ESAIM: Proceedings and Surveys (Dec 2014)
Multiscale modeling, stochastic and asymptotic approaches for analyzing neural networks based on synaptic dynamics
Abstract
How do neurons coordinate in complex networks to achieve higher brain functions? Answering this question has relied on experimental approaches based on functional imaging, electrophysiology and microscopy imaging, but surprisingly, what is now really missing in order to make sense of large data are analytical methods, multiscale modeling, simulations and mathematical analysis. Studying neuronal responses while accounting for the underlying geometrical organization, the details of synaptic connections and their specificity remains great challenges. With more than 1011 neurons, connected by thousands of synapses per neuron, it is not clear what is the right modeling, for bridging the multiple scales starting at nanometer with the release of thousands of diffusing neurotransmitters molecules around synapses, leading to a signal that ultimately integrates into a neuronal network response (few millimeters) resulting in computations that underlie higher brain functions.

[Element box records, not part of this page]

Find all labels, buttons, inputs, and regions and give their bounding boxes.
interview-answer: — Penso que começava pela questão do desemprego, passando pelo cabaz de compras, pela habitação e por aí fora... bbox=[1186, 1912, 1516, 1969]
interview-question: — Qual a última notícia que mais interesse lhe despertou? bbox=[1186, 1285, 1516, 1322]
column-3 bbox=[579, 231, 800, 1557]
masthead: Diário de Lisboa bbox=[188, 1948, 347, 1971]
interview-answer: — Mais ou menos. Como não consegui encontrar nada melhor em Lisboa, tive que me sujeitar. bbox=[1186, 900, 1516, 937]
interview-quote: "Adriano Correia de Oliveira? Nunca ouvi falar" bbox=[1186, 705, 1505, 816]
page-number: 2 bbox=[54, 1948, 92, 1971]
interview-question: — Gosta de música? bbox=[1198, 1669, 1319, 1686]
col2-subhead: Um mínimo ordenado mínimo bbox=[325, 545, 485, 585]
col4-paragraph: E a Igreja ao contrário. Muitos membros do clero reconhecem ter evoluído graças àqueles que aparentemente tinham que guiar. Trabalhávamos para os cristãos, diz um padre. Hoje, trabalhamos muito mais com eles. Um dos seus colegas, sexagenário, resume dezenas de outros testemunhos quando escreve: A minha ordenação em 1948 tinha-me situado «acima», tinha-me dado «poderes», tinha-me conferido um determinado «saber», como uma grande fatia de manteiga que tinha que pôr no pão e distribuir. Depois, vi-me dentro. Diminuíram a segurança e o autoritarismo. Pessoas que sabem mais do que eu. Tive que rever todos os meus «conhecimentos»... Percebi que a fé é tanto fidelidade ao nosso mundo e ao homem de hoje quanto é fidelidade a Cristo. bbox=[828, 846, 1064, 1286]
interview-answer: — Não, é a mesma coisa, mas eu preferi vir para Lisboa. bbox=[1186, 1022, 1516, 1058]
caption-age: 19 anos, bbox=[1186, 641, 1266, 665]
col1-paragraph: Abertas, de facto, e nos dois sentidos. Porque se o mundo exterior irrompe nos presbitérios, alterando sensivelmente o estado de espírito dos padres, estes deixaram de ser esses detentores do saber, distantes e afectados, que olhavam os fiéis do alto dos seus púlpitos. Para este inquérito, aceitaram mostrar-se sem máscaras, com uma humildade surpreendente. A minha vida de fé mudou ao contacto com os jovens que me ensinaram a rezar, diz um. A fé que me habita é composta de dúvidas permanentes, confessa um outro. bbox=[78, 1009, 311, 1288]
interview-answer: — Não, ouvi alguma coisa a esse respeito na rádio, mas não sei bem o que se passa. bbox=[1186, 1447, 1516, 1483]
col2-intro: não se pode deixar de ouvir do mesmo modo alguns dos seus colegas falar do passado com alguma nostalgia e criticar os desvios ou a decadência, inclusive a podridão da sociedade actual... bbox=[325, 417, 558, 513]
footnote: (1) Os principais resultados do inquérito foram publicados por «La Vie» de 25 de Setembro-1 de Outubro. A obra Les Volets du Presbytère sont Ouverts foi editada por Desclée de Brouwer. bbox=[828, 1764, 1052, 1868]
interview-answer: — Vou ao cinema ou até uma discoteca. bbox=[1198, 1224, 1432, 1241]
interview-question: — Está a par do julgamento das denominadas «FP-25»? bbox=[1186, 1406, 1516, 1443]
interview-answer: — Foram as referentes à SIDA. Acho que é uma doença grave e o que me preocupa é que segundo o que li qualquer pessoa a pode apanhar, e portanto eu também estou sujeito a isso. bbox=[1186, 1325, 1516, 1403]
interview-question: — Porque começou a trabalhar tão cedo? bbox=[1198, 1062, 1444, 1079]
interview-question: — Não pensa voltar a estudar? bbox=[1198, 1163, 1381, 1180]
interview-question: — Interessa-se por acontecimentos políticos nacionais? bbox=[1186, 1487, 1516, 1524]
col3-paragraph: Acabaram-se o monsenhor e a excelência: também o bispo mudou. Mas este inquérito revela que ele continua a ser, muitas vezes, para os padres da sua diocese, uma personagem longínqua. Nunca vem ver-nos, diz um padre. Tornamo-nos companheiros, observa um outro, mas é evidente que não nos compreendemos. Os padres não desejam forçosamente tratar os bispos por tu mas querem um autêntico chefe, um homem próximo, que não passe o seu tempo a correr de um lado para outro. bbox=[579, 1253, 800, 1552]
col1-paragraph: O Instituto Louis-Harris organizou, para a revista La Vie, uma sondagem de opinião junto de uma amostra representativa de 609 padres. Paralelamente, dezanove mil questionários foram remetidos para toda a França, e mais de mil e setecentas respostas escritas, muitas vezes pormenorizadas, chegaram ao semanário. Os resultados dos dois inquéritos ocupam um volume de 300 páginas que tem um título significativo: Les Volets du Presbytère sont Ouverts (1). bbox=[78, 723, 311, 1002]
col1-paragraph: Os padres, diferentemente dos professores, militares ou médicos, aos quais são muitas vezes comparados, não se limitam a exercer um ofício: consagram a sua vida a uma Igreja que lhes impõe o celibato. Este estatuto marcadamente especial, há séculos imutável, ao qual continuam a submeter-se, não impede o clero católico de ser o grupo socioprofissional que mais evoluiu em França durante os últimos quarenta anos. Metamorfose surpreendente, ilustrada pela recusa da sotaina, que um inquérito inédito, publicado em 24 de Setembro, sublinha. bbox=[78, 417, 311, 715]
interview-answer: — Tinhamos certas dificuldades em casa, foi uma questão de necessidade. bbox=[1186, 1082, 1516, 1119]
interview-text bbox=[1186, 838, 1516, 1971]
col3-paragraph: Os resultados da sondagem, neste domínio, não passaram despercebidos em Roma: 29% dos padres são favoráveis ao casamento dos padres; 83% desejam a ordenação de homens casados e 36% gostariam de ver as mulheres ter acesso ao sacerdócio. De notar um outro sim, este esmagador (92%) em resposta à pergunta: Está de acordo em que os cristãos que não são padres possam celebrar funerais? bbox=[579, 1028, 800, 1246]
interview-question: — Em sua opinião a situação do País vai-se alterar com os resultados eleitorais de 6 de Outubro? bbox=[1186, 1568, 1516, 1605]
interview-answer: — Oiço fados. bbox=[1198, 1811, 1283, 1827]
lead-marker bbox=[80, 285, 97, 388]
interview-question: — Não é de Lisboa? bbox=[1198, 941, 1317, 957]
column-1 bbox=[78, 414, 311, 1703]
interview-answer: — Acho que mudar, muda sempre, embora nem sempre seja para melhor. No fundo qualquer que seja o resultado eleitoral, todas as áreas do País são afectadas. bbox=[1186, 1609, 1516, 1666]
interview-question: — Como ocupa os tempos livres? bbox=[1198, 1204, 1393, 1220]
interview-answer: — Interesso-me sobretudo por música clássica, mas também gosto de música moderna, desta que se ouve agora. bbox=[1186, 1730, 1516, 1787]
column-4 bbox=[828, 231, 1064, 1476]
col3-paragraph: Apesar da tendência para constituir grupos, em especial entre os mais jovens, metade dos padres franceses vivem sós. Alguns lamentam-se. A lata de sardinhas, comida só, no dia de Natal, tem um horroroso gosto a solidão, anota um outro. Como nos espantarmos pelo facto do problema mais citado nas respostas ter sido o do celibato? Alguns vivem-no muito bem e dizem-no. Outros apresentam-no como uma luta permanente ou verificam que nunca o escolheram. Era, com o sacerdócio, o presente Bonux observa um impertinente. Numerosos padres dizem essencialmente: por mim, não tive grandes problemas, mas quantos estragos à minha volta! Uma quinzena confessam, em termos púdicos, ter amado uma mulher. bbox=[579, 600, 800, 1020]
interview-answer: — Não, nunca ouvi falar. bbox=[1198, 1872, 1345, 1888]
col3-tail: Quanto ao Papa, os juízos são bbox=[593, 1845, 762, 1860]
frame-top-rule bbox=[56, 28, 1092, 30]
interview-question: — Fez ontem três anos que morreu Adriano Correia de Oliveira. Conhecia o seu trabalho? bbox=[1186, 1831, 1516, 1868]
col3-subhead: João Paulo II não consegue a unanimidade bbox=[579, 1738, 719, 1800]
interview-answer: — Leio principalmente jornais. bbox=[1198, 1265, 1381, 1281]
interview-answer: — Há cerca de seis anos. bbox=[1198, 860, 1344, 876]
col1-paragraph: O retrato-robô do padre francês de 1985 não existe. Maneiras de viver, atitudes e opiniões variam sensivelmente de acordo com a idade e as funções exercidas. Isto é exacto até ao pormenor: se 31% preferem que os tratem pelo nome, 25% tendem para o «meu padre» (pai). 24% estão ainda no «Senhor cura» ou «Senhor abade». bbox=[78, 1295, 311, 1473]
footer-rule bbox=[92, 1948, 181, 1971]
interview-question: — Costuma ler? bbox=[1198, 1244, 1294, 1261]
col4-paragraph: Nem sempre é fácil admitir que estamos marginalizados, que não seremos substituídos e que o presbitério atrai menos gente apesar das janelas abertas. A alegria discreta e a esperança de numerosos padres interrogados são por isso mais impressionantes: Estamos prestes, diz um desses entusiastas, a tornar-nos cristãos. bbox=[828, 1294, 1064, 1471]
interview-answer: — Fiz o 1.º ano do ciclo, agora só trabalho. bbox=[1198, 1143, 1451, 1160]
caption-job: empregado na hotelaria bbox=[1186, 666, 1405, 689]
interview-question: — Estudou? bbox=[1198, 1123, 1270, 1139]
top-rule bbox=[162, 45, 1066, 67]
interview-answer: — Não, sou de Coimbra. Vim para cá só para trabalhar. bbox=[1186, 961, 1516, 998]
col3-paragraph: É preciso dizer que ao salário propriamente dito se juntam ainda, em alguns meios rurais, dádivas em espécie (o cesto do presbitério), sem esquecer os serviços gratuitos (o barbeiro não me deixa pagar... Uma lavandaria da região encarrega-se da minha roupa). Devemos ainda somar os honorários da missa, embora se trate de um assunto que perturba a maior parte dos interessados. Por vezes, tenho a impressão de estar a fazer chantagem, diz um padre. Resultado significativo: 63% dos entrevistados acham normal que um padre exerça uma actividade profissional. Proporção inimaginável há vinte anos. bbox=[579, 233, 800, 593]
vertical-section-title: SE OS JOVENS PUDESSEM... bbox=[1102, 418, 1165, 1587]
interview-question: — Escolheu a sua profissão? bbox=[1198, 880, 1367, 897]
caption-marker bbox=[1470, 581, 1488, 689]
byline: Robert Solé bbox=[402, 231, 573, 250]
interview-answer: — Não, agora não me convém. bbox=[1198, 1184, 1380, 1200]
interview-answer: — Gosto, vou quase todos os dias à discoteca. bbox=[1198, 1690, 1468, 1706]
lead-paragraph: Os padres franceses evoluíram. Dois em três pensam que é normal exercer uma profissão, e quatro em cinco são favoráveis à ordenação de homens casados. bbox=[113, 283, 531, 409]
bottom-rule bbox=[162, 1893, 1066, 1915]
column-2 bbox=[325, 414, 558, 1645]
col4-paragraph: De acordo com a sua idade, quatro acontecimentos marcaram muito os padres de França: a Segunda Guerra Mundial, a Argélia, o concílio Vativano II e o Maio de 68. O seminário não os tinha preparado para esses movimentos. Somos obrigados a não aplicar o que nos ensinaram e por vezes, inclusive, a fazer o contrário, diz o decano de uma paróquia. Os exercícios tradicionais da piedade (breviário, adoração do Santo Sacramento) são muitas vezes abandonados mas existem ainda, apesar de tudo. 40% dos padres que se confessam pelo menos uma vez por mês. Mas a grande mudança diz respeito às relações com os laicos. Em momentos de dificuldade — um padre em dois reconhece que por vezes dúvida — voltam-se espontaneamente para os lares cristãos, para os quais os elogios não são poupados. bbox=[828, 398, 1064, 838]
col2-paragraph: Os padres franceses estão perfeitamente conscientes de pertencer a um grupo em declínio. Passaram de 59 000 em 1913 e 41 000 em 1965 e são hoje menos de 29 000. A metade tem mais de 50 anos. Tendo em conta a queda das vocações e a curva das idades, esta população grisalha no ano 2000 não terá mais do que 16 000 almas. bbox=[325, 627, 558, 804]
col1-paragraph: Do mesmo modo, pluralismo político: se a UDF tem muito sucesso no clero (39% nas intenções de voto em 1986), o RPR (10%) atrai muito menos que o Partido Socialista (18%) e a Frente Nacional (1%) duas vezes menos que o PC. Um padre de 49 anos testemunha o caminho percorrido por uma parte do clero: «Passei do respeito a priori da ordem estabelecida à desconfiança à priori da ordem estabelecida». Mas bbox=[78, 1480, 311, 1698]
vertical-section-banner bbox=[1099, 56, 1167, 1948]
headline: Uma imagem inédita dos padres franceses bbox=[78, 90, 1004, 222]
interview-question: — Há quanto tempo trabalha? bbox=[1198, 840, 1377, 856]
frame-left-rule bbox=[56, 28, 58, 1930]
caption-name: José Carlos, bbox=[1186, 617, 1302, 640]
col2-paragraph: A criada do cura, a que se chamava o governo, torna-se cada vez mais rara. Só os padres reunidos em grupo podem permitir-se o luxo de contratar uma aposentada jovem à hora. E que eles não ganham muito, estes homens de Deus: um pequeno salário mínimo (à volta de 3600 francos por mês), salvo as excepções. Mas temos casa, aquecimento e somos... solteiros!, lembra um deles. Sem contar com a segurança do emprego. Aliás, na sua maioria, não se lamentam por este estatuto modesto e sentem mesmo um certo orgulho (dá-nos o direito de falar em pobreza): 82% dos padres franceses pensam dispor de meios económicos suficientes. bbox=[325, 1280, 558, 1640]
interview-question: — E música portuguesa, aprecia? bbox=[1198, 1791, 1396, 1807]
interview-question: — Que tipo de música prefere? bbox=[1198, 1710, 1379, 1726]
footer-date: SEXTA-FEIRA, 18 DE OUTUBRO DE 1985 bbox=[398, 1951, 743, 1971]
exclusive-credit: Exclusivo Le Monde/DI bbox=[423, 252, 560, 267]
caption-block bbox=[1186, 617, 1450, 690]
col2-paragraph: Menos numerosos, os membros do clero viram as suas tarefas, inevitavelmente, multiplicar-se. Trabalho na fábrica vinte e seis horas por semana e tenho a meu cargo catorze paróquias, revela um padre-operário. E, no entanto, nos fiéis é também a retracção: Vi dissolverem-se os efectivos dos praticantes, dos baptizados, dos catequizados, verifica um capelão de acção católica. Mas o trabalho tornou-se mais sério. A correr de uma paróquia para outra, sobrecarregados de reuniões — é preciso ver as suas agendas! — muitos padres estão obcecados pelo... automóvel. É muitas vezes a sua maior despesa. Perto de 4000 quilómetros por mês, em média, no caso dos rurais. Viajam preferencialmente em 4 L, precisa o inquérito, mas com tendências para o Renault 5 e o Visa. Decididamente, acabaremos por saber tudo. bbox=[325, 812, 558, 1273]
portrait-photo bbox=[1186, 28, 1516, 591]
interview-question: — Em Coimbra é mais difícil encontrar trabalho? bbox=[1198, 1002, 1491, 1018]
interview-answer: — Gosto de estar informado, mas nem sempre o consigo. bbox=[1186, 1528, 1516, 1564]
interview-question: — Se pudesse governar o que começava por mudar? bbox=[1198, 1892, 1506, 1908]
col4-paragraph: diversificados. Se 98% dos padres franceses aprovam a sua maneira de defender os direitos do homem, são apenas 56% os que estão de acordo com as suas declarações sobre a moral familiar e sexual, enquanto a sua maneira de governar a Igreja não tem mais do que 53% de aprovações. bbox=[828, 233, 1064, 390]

We discuss here recent progress about modeling and analysis of small and large neuronal networks. We present neural network modeling based on synaptic dynamics. The models are formulated as stochastic differential equations. We focus on the time-response of the network to stimulations. These time responses can be analyzed as an exit problem of a stochastic trajectory from the basin of attraction, the dynamics of which presents novel characteristics: the attractor is located very close to the separatrices. This property leads to novel phenomena, manifested by oscillatory peaks of the survival density probability. Finally, this report illustrates how mathematical methods in neuroscience allows a better understanding of neural network dynamics.